Over the course of conversations, Freudenheim suggested that Musher find out if there was an active Jewish museum or a Chevrah Kadisha in Bucharest. Musher learned there was and reached out to them.

Freudenheim told Musher: If somebody has something and they know who the previous owner was, they should return it to the owner.

The two concurred that the piece should be returned if the Jewish Bucharest community existed and had either a burial society to use the plate or a museum to display it.

Freudenheim noted that the Talmud contains an extensive discussion of the return of lost property. To simplify: Jewish law compels a person to affirmatively act when he encounters lost property.

During the Holocaust, more than major paintings, major (and minor) collections of silver, porcelain, stamps, coins and books were looted from homes and families. These objects now are finding their way into institutional and private holdings.

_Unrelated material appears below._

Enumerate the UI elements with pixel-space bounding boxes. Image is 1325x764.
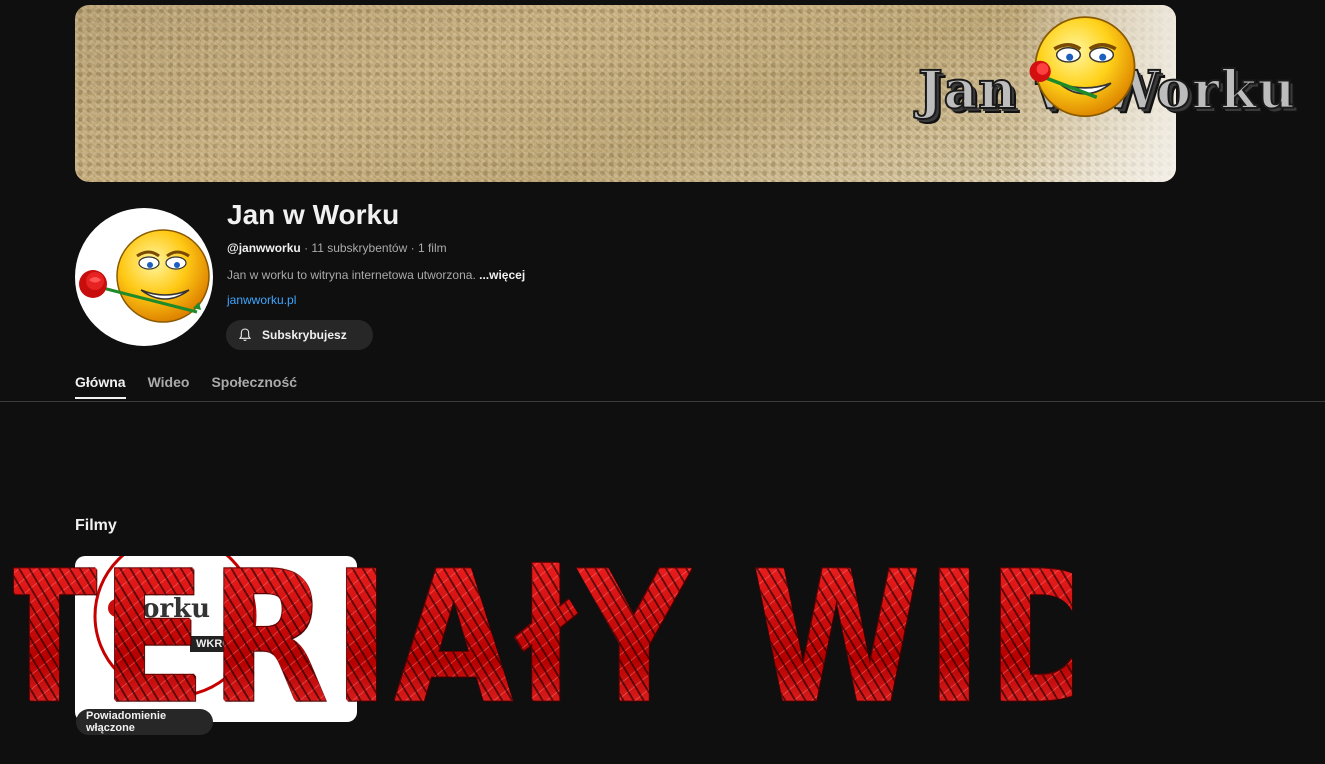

“That’s a big issue,” Freudenheim told the JHV. “Nobody is interested in the hundreds of thousands of objects like these. The Washington Principles on Nazi-Confiscated Art are nice, but they don’t deal with the massive amount of materials that are in private and museum collections.

“The Kaplan Museum’s return of the tzedakah plate is a rare example of somebody caring enough to do the right thing, even though the museum is absorbing the costs that it took to acquire the plate.”

* * *

When Musher ascertained that the Jewish community in Bucharest was small, but active, and had a museum, he arranged for Mindru to transport it on her next visit to Romania.

“Sending a rare antique silver plate by international mail is problematic,” said Musher. “Cezarina happened to be going to Romania, where she was born.”

Mindru told the JHV that objects of high value, including objects from non-Jewish Romanian folk culture, often are for sale.

“Daniel asked me to take the piece to the Jewish Museum in Bucharest. The museum is located in the former Templul Unirea Sfântâ synagogue, which survived World War II.

“I left Romania 23 years ago. I had never visited that part of the city where the synagogue is located. At the museum, I met a charming docent who gave me a tour so I could learn about the history of the Jewish community. The museum held a formal ceremony to mark the acquisition. The museum didn’t have many ritual objects on display.

“I was impressed by the desire to rescue the plate. The act of restitution was a selfless act. It gives me some hope that the world isn’t crazy and things can be made whole.”